Iron bars, cement, thin mattresses, old sheets, plain blankets, toilet, sink, stuff written/carved into the walls, painted cement floor, prison overalls, prison shoes, prison clothing and incidentals, a few toiletries (toothpaste, comb, soap, dental floss), light with a cage over it, reading table, books or magazines, photos taped to the wall of girl friends, wives, children or friends, contraband hidden out of sight (cigarettes, drugs, bladed weapons, money, syringes, electronics, lighters, food, cutting tools, etc), inmates (pacing, reading, sleeping, staring at the wall, doing sit ups and push ups, writing letters)
footsteps echoing down the walkways, coughing, talking, muttering, swearing, yelling, whispering, shoes squeaking, pages turning, water turning on and off, toilets flushing, humming, grunting/panting while exercising, mattresses squeaking, guards speaking/yelling, buzzers, iron door shuddering open, voices over loudspeakers, sirens, riots/fights
Sweat, metal, mildew, cleaning products, soap, air conditioning, food from the mess hall, dust, dirt
water, contraband items, approved items purchased through prison confectionery (cookies, chips, instant coffee, chocolate, etc)

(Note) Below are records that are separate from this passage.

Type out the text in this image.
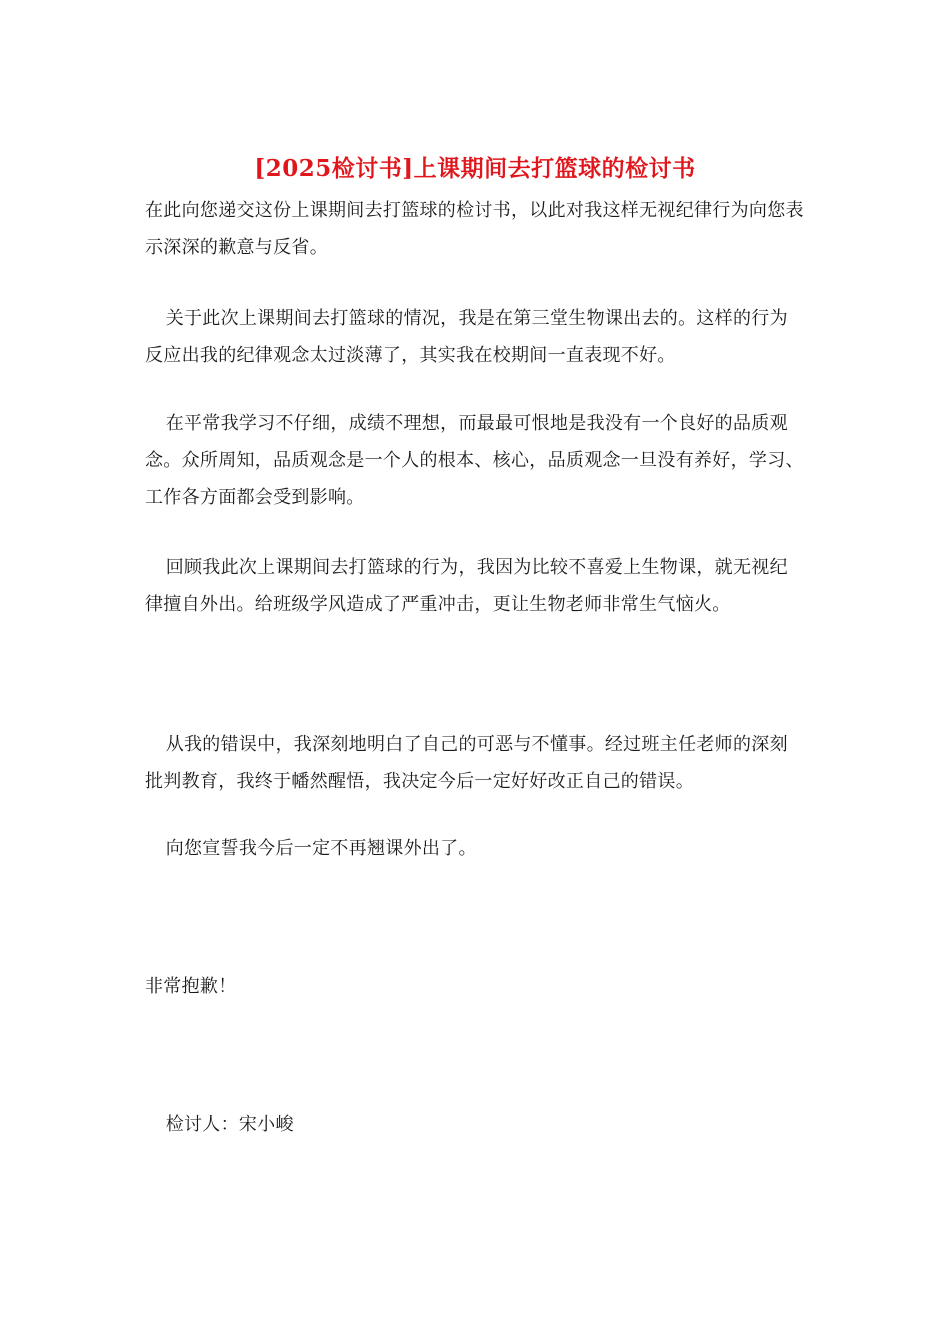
[2025检讨书]上课期间去打篮球的检讨书

在此向您递交这份上课期间去打篮球的检讨书，以此对我这样无视纪律行为向您表示深深的歉意与反省。

关于此次上课期间去打篮球的情况，我是在第三堂生物课出去的。这样的行为反应出我的纪律观念太过淡薄了，其实我在校期间一直表现不好。

在平常我学习不仔细，成绩不理想，而最最可恨地是我没有一个良好的品质观念。众所周知，品质观念是一个人的根本、核心，品质观念一旦没有养好，学习、工作各方面都会受到影响。

回顾我此次上课期间去打篮球的行为，我因为比较不喜爱上生物课，就无视纪律擅自外出。给班级学风造成了严重冲击，更让生物老师非常生气恼火。

从我的错误中，我深刻地明白了自己的可恶与不懂事。经过班主任老师的深刻批判教育，我终于幡然醒悟，我决定今后一定好好改正自己的错误。

向您宣誓我今后一定不再翘课外出了。

非常抱歉！

检讨人：宋小峻
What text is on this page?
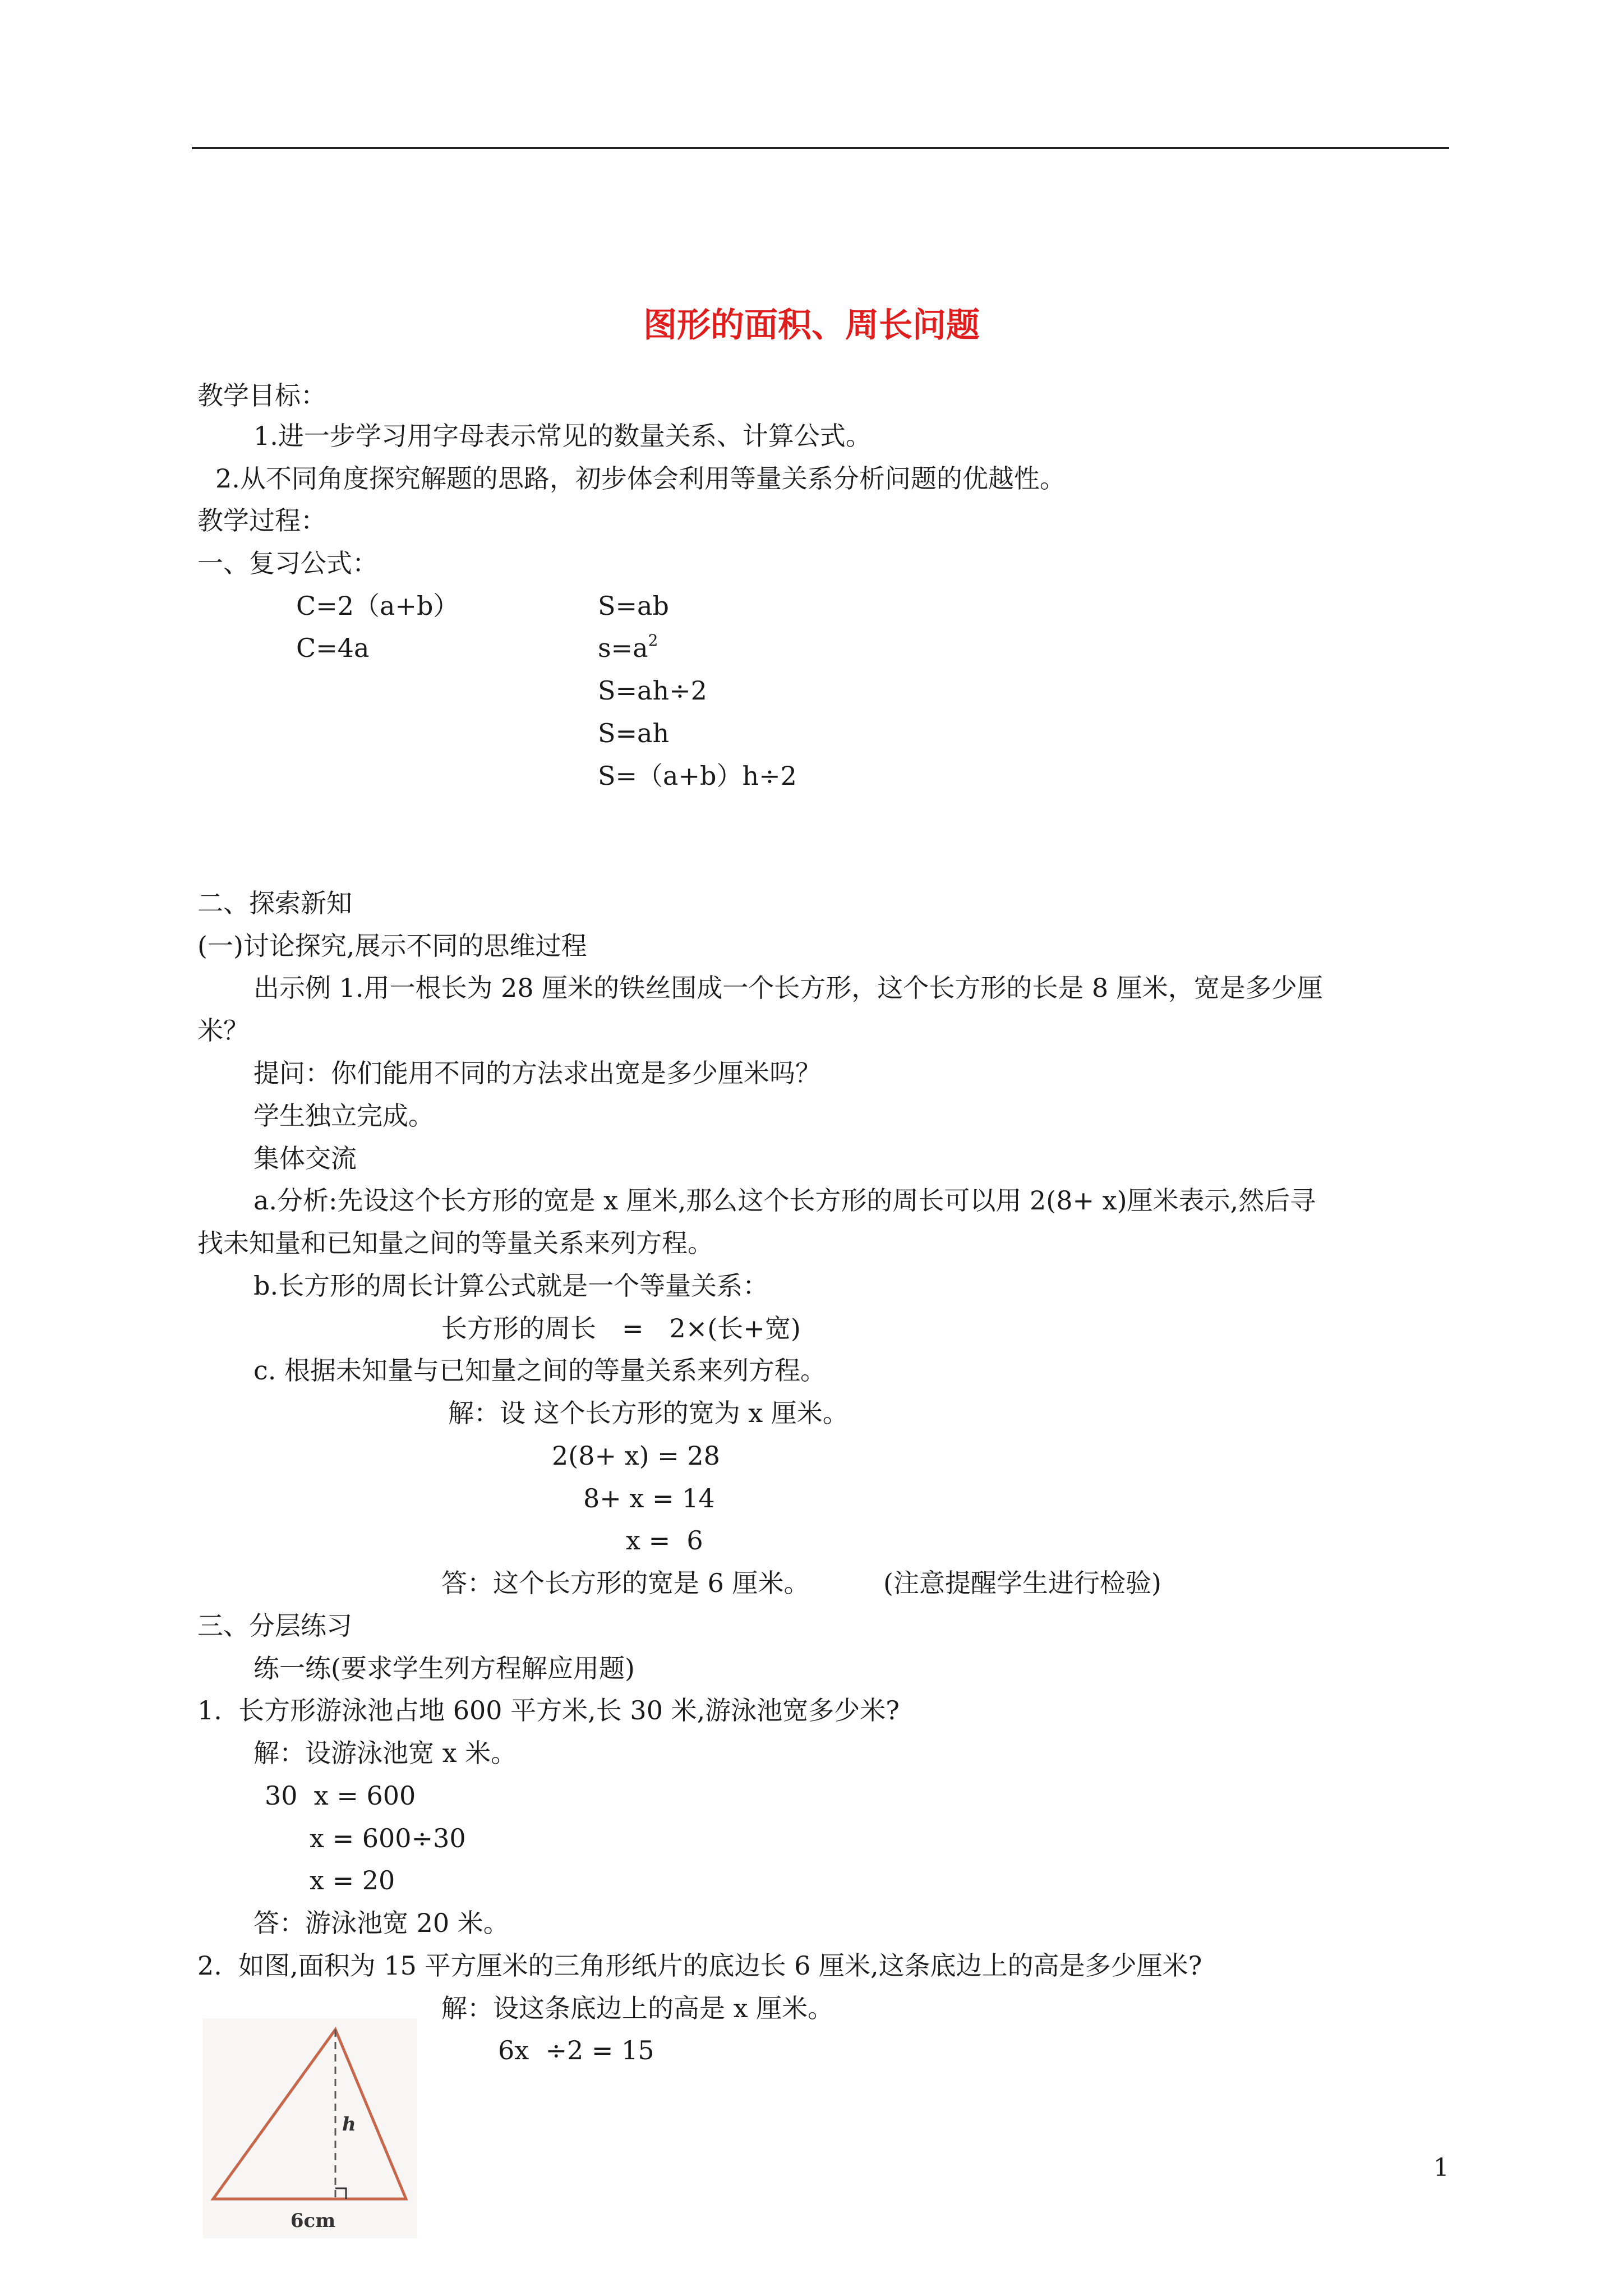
图形的面积、周长问题
教学目标：
1.进一步学习用字母表示常见的数量关系、计算公式。
2.从不同角度探究解题的思路，初步体会利用等量关系分析问题的优越性。
教学过程：
一、复习公式：
C=2（a+b）
C=4a
S=ab
$s=a^2$
S=ah÷2
S=ah
S=（a+b）h÷2
二、探索新知
(一)讨论探究,展示不同的思维过程
出示例 1.用一根长为 28 厘米的铁丝围成一个长方形，这个长方形的长是 8 厘米，宽是多少厘
米？
提问：你们能用不同的方法求出宽是多少厘米吗？
学生独立完成。
集体交流
a.分析:先设这个长方形的宽是 x 厘米,那么这个长方形的周长可以用 2(8+ x)厘米表示,然后寻
找未知量和已知量之间的等量关系来列方程。
b.长方形的周长计算公式就是一个等量关系：
长方形的周长　=　2×(长+宽)
c. 根据未知量与已知量之间的等量关系来列方程。
解：设 这个长方形的宽为 x 厘米。
2(8+ x) = 28
8+ x = 14
x =  6
答：这个长方形的宽是 6 厘米。	(注意提醒学生进行检验)
三、分层练习
练一练(要求学生列方程解应用题)
1.  长方形游泳池占地 600 平方米,长 30 米,游泳池宽多少米?
解：设游泳池宽 x 米。
30  x = 600
x = 600÷30
x = 20
答：游泳池宽 20 米。
2.  如图,面积为 15 平方厘米的三角形纸片的底边长 6 厘米,这条底边上的高是多少厘米?
解：设这条底边上的高是 x 厘米。
6x  ÷2 = 15
h
6cm
1
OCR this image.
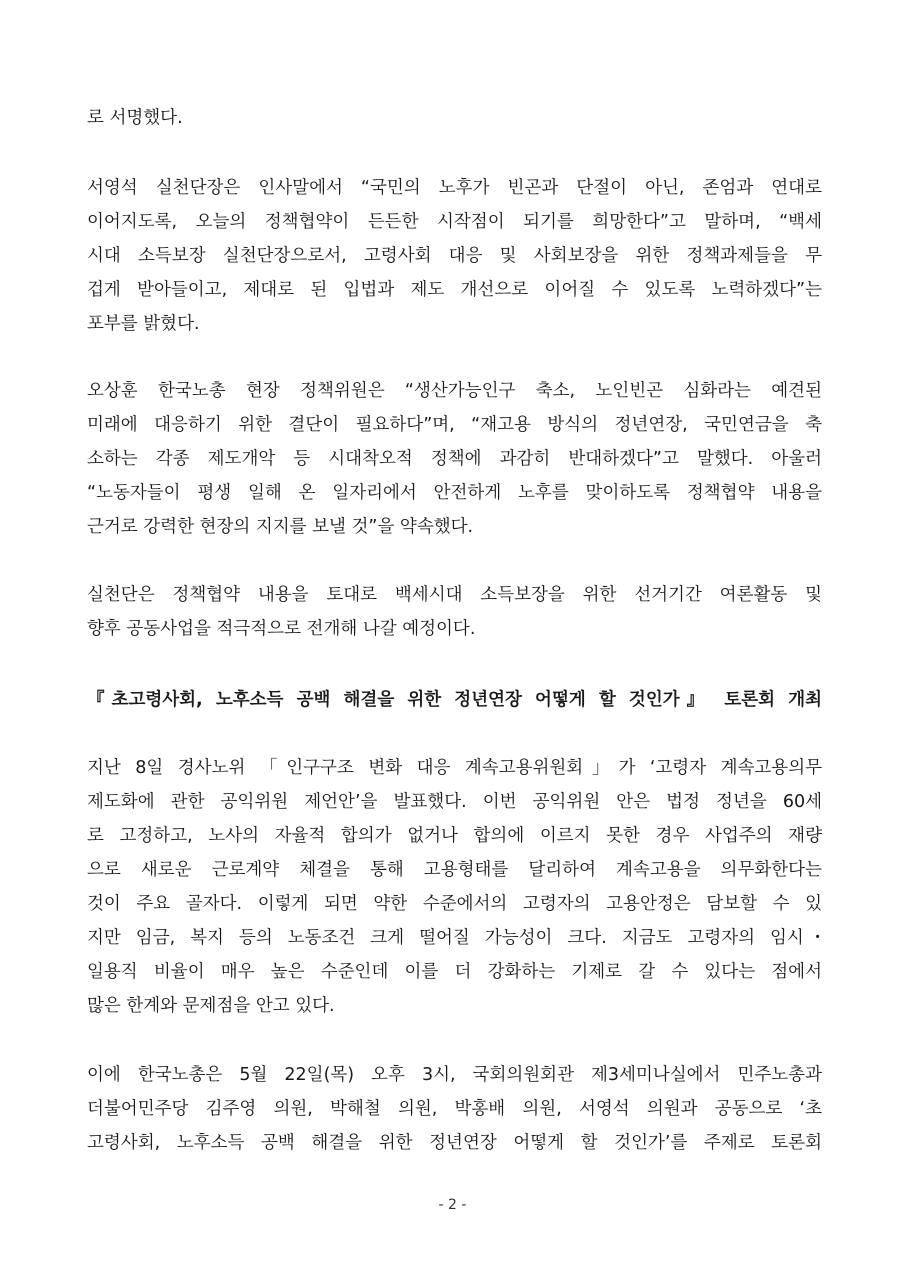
로 서명했다.
서영석 실천단장은 인사말에서 “국민의 노후가 빈곤과 단절이 아닌, 존엄과 연대로
이어지도록, 오늘의 정책협약이 든든한 시작점이 되기를 희망한다”고 말하며, “백세
시대 소득보장 실천단장으로서, 고령사회 대응 및 사회보장을 위한 정책과제들을 무
겁게 받아들이고, 제대로 된 입법과 제도 개선으로 이어질 수 있도록 노력하겠다”는
포부를 밝혔다.
오상훈 한국노총 현장 정책위원은 “생산가능인구 축소, 노인빈곤 심화라는 예견된
미래에 대응하기 위한 결단이 필요하다”며, “재고용 방식의 정년연장, 국민연금을 축
소하는 각종 제도개악 등 시대착오적 정책에 과감히 반대하겠다”고 말했다. 아울러
“노동자들이 평생 일해 온 일자리에서 안전하게 노후를 맞이하도록 정책협약 내용을
근거로 강력한 현장의 지지를 보낼 것”을 약속했다.
실천단은 정책협약 내용을 토대로 백세시대 소득보장을 위한 선거기간 여론활동 및
향후 공동사업을 적극적으로 전개해 나갈 예정이다.
『초고령사회, 노후소득 공백 해결을 위한 정년연장 어떻게 할 것인가』 토론회 개최
지난 8일 경사노위 「인구구조 변화 대응 계속고용위원회」가 ‘고령자 계속고용의무
제도화에 관한 공익위원 제언안’을 발표했다. 이번 공익위원 안은 법정 정년을 60세
로 고정하고, 노사의 자율적 합의가 없거나 합의에 이르지 못한 경우 사업주의 재량
으로 새로운 근로계약 체결을 통해 고용형태를 달리하여 계속고용을 의무화한다는
것이 주요 골자다. 이렇게 되면 약한 수준에서의 고령자의 고용안정은 담보할 수 있
지만 임금, 복지 등의 노동조건 크게 떨어질 가능성이 크다. 지금도 고령자의 임시･
일용직 비율이 매우 높은 수준인데 이를 더 강화하는 기제로 갈 수 있다는 점에서
많은 한계와 문제점을 안고 있다.
이에 한국노총은 5월 22일(목) 오후 3시, 국회의원회관 제3세미나실에서 민주노총과
더불어민주당 김주영 의원, 박해철 의원, 박홍배 의원, 서영석 의원과 공동으로 ‘초
고령사회, 노후소득 공백 해결을 위한 정년연장 어떻게 할 것인가’를 주제로 토론회
- 2 -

Cold metal bars, cracked and dirty porcelain sinks, walls of pitted concrete, laying back on a mattress with no back support, springs digging into your back or no springs at all, lumpy pillows, scratchy blankets, piled sheets rubbing at your skin, running a finger over the face of loved ones in photos, flipping through magazines, a pen held tightly in fingers as you write a letter, sketching or studying for educational improvement, probing a bruise with your fingers after a scuffle with guards or a fight with inmates, pacing across a hard floor, sweat dripping down your face while exercising in the cell, turning your face to sunlight coming through a high window, leaning against the bars, hooking your arms through the bars, the chafe of handcuffs or ankle cuffs, uncomfortable shoes rubbing at feet
--The words you choose can convey atmosphere and mood.
I pull down Jackie's picture from the gloomy wall next to the bed, careful to only touch the edges. She's in the park near our old place, apples in her cheeks as she pumps her legs on the swings. Her grin is so bright I smile just looking at it, and I long to touch her face, but fear wearing away her beautiful image. In the photo she's five or six, an age left behind a dozen years ago. I wonder what she looks like now, if she's happy. I would trade another year in this place of cold steel and weeping concrete to have just one hour back with her, there in the park, where our smiles could meet without a photo between us.
One of the guards waited for me outside the cell as I glanced around one last time at the barren walls that had housed me for seven years. The room was straightened, toothpaste scum washed down the cracked sink, table cleared off, bed neatly made. I didn't need to do any of these things, but habits are hard to break. In my hands, I carried three items: a copy of Orwell's 1984, a photo of my wife and our son, and my toothbrush. Maybe it was stupid to bring the toothbrush, but I couldn't bare to leave anything personal of myself behind in a place that held only frustration and despair. I turned my back on the room and follow the guard to where my family waits. A strange feeling swelled in my chest, something absent so long I almost didn't recognize it: hope.
--Similes and metaphors create strong imagery when used sparingly.
Example 1: (Simile)
The bed creaked as I sat, the lumpy mattress sagging in the middle like the sludgy bilge of a rotten ship. How many others had claimed this spot before me, staring at the same chipped paint that I now did?
Example 2: (Metaphor)
As the metal bars rattle close behind me, my eyes grow used to the dim light of my new home. Slowly they reveal themselves to me, the ghosts who have remained to greet the newest inductee. Carved and penned, the walls are filled with ravings at the unfairness, the wasted opportunities. The dingy cement reeks of loss, tattooed with the life stolen by steel and fences.
A special note:
I found some good information here regarding prison life: contents found in a prison, items that can be purchased by prisoners and their costs, etc. There are also personal stories regarding inmate treatment and the gritty reality of prisons. As this information is provided mostly by inmates in Pennsylvania, be aware that some of the language and content may be highly offensive.
Keep in mind too that not all prisons or operations are similar nor host the same conditions or environments, but some of this may offer good generalities for fiction writing.